We’ve all heard the mantra, “content is king”, but interest-piquing content is just one aspect of a holistic, successful Revenue Marketing™ approach. People, process, technology, content and strategy all have to effectively coalesce in order to produce the results that signify a marketing department’s evolution from cost center to revenue center.

But while all of these components are vital in creating a successful, ROI-driven marketing center, marketing’s content is its tangible, prospect-facing company contribution. Its results (or lack thereof) are the most visible, and the effects of those results are the most deeply felt.
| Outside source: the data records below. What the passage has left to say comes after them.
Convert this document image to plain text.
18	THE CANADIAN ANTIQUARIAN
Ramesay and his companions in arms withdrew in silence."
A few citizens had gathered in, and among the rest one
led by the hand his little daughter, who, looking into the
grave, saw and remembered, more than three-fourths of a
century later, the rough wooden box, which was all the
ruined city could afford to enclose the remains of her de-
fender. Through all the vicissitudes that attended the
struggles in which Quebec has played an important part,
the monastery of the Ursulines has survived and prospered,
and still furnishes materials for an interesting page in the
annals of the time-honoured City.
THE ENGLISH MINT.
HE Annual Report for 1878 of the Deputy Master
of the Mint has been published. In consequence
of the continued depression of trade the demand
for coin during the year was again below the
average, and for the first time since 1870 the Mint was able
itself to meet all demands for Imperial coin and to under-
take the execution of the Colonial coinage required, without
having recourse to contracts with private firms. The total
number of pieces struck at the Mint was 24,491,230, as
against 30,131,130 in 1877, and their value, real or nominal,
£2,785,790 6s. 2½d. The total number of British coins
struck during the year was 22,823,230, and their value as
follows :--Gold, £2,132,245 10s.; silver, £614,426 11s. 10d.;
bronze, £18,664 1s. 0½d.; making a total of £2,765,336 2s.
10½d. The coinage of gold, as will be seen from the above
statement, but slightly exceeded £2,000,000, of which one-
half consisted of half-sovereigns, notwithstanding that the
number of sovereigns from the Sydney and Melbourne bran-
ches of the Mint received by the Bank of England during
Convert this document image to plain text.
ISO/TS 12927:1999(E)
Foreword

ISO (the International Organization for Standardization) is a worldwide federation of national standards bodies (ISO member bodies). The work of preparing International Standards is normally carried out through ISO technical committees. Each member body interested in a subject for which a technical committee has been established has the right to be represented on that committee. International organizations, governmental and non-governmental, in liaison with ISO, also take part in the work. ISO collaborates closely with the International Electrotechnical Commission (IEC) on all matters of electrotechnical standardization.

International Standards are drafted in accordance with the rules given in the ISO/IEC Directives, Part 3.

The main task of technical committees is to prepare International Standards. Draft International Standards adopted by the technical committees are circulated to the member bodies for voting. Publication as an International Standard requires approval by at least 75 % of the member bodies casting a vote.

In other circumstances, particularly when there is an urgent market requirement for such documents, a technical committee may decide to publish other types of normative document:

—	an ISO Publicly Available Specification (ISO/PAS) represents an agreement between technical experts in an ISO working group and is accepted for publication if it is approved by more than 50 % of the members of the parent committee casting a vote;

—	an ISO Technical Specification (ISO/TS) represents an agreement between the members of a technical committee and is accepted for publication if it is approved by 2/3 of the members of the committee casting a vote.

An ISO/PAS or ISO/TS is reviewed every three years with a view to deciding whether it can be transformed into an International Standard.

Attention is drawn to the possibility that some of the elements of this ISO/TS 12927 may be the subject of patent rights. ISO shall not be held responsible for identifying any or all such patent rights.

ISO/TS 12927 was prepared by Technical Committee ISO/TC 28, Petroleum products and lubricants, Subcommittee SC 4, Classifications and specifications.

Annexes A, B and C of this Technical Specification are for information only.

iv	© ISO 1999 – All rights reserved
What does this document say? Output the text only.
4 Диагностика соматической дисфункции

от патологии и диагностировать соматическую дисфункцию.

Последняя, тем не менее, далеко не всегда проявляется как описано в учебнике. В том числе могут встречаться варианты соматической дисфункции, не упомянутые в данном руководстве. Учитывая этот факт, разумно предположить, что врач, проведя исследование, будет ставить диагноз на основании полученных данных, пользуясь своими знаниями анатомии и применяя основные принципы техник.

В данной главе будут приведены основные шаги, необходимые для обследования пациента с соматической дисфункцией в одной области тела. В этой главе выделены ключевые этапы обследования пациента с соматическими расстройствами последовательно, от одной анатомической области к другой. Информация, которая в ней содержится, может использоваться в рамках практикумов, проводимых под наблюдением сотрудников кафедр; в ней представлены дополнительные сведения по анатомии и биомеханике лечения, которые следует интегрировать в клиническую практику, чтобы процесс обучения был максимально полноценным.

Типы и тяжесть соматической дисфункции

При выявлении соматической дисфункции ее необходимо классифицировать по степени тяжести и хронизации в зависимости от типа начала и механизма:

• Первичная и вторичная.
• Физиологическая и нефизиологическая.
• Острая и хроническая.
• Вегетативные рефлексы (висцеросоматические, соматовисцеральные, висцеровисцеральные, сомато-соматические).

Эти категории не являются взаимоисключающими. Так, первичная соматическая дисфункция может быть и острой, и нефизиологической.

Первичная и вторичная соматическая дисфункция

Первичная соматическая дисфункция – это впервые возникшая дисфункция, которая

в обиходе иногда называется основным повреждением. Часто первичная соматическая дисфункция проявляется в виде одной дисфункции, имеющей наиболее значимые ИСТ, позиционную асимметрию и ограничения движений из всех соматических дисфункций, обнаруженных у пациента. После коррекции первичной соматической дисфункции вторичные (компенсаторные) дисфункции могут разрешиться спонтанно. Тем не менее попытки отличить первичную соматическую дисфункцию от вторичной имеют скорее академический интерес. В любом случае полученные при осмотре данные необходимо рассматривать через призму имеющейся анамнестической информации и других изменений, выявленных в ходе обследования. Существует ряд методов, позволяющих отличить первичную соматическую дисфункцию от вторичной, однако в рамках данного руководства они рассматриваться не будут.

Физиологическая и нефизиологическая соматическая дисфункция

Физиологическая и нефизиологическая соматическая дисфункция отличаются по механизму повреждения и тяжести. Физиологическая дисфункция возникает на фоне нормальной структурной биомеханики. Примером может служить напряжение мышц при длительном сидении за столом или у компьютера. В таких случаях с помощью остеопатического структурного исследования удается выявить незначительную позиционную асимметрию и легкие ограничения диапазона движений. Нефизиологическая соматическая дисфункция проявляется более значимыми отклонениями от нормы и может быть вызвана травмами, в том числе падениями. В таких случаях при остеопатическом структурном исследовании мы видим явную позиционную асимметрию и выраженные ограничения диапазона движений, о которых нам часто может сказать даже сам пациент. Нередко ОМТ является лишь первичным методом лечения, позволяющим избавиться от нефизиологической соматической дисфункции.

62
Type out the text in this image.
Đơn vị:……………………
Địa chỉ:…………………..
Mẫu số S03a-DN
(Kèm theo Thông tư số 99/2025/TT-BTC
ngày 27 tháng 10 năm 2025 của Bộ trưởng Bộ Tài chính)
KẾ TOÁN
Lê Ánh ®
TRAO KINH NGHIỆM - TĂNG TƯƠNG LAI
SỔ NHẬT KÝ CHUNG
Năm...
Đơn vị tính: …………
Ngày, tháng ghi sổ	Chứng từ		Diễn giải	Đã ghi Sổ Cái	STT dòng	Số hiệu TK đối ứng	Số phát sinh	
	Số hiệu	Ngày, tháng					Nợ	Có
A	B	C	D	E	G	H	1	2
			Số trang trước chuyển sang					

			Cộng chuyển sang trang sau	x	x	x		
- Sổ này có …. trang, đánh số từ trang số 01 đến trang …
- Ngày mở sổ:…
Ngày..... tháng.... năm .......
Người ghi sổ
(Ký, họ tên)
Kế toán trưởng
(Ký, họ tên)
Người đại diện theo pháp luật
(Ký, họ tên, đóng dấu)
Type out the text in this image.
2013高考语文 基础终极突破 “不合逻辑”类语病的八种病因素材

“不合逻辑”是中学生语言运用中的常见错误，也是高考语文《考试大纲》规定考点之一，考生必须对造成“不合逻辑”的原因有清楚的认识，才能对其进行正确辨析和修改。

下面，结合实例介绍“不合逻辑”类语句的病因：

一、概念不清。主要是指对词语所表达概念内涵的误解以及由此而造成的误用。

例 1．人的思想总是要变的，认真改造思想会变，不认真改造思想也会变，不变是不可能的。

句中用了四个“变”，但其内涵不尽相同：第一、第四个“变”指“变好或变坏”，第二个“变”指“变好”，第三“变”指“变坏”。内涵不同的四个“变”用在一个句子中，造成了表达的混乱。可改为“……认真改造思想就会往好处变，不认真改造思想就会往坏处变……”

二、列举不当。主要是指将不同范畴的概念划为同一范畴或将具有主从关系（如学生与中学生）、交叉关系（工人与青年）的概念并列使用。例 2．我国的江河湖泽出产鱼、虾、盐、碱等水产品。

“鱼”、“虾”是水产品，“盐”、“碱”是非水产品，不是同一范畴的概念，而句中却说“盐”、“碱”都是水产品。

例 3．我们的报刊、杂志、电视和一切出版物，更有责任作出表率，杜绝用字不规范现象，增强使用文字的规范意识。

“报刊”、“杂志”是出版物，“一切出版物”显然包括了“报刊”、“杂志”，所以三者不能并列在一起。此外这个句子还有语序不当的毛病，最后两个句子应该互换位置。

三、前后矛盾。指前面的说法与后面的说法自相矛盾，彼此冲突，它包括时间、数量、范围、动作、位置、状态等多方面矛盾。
Using the right ammo for a given situation means a huge competitive advantage. The right piece of marketing content, presented to the right prospect at the right time, will entice potential customers to move forward through your company’s buy cycle stages (funnel), making you as a marketer look good and your co-workers (especially your boss) happy.

But the wrong piece of content, or even the right piece of content delivered to the wrong person (or at the wrong time), will just as powerfully turn that prospect off to your company’s offering – instantly, and sometimes forever. In other words, if you use the wrong ammo, your weapon either won’t work, or worse, will explode in your hands.

That’s because we live in an “Information Age” defined by an historically-unprecedented information availability. The more information that becomes readily (and oftentimes offensively) available, the more selective people need to become in determining which message(s) they ultimately focus their attention and energy on. If we didn’t de-sensitize ourselves in the face of this information explosion, we’d go nuts.

But this de-sensitization makes creating the right content, and delivering it to the right person at the right time, more important than ever. And when I say “right,” I don’t mean the coolest and/or the prettiest – I mean the content that’s most likely to get the prospect to do what we marketers want them to do.

This can make things in the real world tricky, as the creative departments responsible for making content will, understandably, always want to create the coolest, prettiest and/or most sensory-stimulating stuff they can. Sometimes, oftentimes even, this will be just what you want them to do.

But as a marketer, you always need to ask yourself: “how likely is it that this content will make our prospects do what we need them to do?” Your creative team may have just created the Mona Lisa of emails. But if marketing instinct, analysis and experience all tell you that using a text link instead of an ornate graphic will drive more business, then go with the text link – and make sure the gun doesn’t explode in your hands.